Voluntary relocation programme or World Cup ‘clean-up operation’?
The City of Cape Town’s latest housing initiative is to relocate street children and homeless people from the city centre to the Symphony Way Temporary Relocation Area, better known as Blikkiesdorp (‘block town’), 30km from the central business district.
Critics are calling the plan a ‘clean-up operation’ for the World Cup, while the municipal government defends it as a voluntary and humane relocation programme that happens to coincide with the tournament.
The "2010 Street People Readiness Plan" is set to run from May-July 2010, but the details will only be made public in the coming weeks. City officials claim street children and homeless people will be ‘treated with respect and dignity’ during the relocation. Speaking to the Cape Times, city councilor J.P. Smith explained that the City of Cape Town had set aside housing in the temporary relocation area for 160 people, and that all those who will be moved there have volunteered to do so after ‘three years of counseling’.
Blikkiesdorp, one of 223 informal settlements in the wider Cape Town area, consists of 1,300 3m x 6m corrugated zinc block-shaped structures, fenced in by barbed wire.
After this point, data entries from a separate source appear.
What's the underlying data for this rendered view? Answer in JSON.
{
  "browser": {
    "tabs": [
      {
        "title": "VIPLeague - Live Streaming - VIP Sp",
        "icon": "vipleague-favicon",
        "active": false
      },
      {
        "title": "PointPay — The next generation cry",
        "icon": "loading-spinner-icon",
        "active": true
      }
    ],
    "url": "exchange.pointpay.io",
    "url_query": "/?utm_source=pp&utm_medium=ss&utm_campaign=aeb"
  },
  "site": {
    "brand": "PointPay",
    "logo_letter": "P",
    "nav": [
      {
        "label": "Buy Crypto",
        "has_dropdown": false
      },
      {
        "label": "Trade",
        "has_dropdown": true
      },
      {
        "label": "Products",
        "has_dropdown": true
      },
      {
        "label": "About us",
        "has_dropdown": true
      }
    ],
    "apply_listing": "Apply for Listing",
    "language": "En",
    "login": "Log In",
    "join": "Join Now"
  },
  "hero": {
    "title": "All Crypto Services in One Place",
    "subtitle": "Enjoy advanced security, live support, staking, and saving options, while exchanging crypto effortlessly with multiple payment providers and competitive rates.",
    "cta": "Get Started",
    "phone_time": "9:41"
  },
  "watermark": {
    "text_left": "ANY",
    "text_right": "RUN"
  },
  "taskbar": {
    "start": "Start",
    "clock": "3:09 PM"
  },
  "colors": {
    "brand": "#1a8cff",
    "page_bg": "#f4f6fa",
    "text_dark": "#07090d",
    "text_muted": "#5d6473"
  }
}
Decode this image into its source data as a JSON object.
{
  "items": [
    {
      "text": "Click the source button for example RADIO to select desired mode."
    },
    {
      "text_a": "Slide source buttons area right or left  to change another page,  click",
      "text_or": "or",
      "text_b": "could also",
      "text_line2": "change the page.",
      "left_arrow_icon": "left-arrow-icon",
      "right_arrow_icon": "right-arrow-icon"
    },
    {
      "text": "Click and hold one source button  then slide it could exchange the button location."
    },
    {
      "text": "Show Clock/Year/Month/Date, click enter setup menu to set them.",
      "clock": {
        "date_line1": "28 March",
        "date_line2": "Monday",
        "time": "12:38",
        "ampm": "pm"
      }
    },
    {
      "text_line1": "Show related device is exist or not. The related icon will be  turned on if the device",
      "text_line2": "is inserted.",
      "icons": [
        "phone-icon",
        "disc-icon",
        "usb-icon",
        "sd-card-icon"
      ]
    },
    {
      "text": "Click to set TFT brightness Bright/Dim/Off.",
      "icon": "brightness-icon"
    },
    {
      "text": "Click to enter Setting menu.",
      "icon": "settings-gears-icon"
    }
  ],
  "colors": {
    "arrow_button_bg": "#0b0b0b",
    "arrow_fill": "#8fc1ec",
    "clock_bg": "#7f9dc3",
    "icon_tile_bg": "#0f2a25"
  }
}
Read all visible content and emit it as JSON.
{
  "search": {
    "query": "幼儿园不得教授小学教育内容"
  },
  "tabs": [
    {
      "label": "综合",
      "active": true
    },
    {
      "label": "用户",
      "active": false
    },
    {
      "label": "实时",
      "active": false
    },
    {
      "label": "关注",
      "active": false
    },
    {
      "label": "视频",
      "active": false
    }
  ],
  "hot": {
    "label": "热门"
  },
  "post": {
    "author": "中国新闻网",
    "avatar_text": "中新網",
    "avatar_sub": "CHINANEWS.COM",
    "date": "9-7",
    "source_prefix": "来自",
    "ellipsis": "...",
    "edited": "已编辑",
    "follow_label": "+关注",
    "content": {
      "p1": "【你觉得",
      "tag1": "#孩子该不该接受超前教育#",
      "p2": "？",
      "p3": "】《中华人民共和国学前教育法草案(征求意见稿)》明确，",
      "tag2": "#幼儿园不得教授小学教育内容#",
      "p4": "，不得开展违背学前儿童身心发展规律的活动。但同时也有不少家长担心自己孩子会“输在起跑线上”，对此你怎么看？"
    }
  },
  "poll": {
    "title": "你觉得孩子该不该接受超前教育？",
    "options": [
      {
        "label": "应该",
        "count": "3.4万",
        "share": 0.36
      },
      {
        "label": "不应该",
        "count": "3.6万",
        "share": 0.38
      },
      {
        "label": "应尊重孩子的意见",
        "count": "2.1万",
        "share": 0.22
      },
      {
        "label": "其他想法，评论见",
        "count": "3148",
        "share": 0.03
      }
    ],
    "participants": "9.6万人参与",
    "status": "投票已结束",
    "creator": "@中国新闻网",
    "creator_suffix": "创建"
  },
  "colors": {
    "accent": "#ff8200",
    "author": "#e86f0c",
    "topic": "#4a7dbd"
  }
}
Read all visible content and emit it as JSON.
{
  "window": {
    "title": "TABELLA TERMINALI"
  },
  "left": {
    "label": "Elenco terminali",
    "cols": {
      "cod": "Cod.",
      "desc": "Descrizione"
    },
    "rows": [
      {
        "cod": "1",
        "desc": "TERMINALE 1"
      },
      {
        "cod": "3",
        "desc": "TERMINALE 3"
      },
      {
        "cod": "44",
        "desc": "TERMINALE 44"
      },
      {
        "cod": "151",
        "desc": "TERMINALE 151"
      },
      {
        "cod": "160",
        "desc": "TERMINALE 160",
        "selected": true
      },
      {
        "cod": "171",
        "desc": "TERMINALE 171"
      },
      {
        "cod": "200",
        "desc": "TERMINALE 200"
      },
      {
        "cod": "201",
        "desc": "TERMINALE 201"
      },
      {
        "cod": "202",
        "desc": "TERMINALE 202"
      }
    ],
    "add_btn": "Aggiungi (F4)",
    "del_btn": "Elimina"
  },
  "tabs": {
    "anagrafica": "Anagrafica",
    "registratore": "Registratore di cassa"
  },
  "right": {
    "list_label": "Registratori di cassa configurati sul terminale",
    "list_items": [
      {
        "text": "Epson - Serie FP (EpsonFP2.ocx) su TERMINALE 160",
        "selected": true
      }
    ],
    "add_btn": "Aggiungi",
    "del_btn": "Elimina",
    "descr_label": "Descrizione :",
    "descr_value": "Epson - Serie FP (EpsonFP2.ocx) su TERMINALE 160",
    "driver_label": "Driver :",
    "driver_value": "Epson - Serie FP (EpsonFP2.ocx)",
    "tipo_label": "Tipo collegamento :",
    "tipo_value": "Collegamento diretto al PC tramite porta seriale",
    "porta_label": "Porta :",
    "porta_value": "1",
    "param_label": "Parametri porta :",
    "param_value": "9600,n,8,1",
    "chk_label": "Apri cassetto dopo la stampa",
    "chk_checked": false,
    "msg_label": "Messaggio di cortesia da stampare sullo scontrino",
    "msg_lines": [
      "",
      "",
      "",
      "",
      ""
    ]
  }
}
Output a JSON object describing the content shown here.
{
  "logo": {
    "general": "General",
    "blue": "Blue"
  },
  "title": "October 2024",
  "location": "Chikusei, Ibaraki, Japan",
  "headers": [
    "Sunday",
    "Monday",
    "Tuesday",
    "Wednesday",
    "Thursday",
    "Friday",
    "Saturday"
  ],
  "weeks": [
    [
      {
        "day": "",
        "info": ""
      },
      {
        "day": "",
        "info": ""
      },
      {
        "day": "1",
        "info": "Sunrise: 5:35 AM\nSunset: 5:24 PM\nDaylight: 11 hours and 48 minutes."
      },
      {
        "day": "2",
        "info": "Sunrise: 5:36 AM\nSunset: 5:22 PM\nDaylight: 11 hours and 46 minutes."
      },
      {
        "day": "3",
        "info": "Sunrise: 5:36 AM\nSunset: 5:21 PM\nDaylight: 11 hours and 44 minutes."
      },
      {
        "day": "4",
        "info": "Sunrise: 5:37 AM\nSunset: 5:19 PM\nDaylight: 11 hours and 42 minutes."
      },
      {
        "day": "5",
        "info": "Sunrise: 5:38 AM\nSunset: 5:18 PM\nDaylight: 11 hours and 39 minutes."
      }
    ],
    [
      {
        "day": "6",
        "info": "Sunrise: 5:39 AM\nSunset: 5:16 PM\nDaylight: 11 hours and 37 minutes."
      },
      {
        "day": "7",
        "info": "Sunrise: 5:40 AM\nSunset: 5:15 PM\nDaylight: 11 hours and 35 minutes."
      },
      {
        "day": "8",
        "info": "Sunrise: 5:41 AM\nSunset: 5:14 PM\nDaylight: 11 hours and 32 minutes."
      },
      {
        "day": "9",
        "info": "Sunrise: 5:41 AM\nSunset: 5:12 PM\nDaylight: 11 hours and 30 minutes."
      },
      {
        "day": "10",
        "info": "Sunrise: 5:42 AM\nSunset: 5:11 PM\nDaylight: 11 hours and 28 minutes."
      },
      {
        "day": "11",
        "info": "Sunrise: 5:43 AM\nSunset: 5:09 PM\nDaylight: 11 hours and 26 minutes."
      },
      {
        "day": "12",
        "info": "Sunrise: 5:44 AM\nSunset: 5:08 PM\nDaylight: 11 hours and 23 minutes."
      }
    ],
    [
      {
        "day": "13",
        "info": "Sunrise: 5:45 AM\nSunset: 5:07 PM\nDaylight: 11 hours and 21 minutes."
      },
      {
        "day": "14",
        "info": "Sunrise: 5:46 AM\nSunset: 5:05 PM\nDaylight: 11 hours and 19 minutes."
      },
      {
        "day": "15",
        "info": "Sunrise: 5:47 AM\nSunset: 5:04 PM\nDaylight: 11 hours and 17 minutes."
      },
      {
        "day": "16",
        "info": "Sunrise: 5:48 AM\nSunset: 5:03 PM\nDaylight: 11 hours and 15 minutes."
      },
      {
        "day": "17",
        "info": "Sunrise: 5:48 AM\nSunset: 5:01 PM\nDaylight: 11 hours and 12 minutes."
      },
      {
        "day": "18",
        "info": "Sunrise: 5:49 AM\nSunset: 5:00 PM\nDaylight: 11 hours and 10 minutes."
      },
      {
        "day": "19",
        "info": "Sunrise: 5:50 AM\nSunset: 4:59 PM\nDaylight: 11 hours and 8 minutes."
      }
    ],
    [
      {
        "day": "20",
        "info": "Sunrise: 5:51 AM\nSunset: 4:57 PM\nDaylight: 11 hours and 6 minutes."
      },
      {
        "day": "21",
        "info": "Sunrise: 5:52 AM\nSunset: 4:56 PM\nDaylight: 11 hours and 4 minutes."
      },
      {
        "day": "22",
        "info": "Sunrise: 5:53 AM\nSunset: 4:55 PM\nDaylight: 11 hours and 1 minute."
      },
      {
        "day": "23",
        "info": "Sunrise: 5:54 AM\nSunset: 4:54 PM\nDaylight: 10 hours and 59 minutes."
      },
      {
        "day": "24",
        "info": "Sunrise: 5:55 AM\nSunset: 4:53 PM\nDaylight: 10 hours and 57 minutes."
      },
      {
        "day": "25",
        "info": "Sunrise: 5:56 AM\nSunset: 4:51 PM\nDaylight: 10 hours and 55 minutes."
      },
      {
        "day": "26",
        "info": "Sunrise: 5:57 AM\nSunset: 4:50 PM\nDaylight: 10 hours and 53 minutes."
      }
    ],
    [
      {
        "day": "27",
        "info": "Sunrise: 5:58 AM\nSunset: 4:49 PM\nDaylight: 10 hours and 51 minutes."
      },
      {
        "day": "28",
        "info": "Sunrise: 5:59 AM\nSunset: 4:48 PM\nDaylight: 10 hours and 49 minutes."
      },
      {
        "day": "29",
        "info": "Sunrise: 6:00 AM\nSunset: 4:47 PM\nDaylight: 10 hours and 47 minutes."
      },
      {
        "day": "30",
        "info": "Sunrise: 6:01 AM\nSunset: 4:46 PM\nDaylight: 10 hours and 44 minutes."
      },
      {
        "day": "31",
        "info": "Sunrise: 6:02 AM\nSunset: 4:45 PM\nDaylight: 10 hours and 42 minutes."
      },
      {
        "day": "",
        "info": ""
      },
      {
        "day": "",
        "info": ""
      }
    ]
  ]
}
According to the Western Cape Anti-Eviction Campaign’s website, ‘Police and Apartheid era riot vehicles are stationed (permanently) at the only entrance…’
In an article for the Mail & Guardian, city spokesperson Kylie Hatton claims that Blikkiesdorp is an ‘emergency area in terms of a national housing programme for people in emergency living conditions’. She also claims that is favourably comparable to other settlements in terms of access to services and nearby clinics, as well as ‘shelter, environment and density’.
However, previous residents have described it as a ‘dumping ground’ and complained that it is unsafe, dirty and drug-ridden. Incidents of xenophobic tension have plagued the settlement in the past, and healthcare volunteers and food resources are reported to be lacking.
Many South Africans, homeless and homeowners alike, are waiting to see whether the "2010 Street People Readiness Plan" will offer street people more than a temporary solution to their problems - at least one that will last longer than the duration of the 2010 World Cup.